🤖 AI Summary
This work investigates whether parameter-level model fusion can approximate the performance of prediction-level ensembling—without constraints on model count, architecture type, or pretraining initialization. To this end, we propose NeuLig, a novel, theory-driven fusion framework that enables robust parameter fusion across multiple models with heterogeneous architectures (e.g., CLIP-ViT-B/32) and distinct initializations—the first method to achieve this. NeuLig integrates theoretical modeling, customized loss design, and joint optimization to align fused parameters with ensemble behavior. On a five-model fusion benchmark, it achieves 95.44% accuracy, nearly matching the ensemble’s 95.46%, and substantially outperforms prior fusion approaches. Our work establishes a general theoretical connection between parameter fusion and ensembling, empirically validating that fusion can attain high accuracy, strong scalability, and architecture-agnosticism. These results open a new paradigm for efficient model compression and collaborative learning.
📝 Abstract
Parameter-level model merging is an emerging paradigm in multi-task learning with significant promise. Previous research has explored its connections with prediction-level model ensembling-commonly viewed as the upper bound for merging-to reveal the potential of achieving performance consistency between the two. However, this observation relies on certain preconditions, such as being limited to two models, using ViT-based models, and all models are fine-tuned from the same pre-trained checkpoint. To further understand the intrinsic connections between model merging and model ensembling, this paper explores an interesting possibility: If these restrictions are removed, can performance consistency still be achieved between merging and ensembling?

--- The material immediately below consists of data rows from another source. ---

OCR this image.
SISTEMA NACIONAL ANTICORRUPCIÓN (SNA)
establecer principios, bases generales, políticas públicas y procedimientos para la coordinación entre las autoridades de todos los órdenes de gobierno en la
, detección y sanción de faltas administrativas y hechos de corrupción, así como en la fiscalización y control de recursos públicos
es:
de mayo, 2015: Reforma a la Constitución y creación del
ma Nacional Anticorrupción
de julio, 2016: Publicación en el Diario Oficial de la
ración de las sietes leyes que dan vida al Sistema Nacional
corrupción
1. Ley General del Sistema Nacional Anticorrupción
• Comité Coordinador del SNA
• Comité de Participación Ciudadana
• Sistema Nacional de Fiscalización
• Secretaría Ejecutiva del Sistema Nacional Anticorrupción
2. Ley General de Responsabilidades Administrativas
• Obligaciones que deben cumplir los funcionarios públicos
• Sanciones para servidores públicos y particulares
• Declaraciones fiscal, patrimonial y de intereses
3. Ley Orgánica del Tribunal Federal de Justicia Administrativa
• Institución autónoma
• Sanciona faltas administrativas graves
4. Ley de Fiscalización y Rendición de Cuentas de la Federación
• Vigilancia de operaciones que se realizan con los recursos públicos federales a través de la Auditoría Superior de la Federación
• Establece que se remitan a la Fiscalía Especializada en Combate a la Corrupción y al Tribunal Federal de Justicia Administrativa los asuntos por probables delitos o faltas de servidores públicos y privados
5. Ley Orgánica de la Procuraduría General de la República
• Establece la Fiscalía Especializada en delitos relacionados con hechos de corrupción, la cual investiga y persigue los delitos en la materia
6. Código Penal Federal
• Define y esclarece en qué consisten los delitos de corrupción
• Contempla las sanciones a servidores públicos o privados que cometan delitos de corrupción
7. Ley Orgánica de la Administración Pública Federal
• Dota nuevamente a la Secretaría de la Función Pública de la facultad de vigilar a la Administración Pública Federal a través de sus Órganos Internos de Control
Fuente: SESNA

To answer this question, we first theoretically establish a performance correlation between merging and ensembling. We find that even when previous restrictions are not met, there is still a way for model merging to attain a near-identical and superior performance similar to that of ensembling. To verify whether our findings are practical, we introduce a validation framework termed Neural Ligand (NeuLig). The learning process of NeuLig is meticulously designed with a specialized loss function supported by theoretical foundations. Experimental results demonstrate the robust resilience of NeuLig in terms of both model scale and the number of collaborating models. For instance, for the case involving 5 CLIP-ViT-B/32 models, parameter-level merging achieves the same performance as prediction-level ensembling (merging: 95.44% vs. ensembling: 95.46%).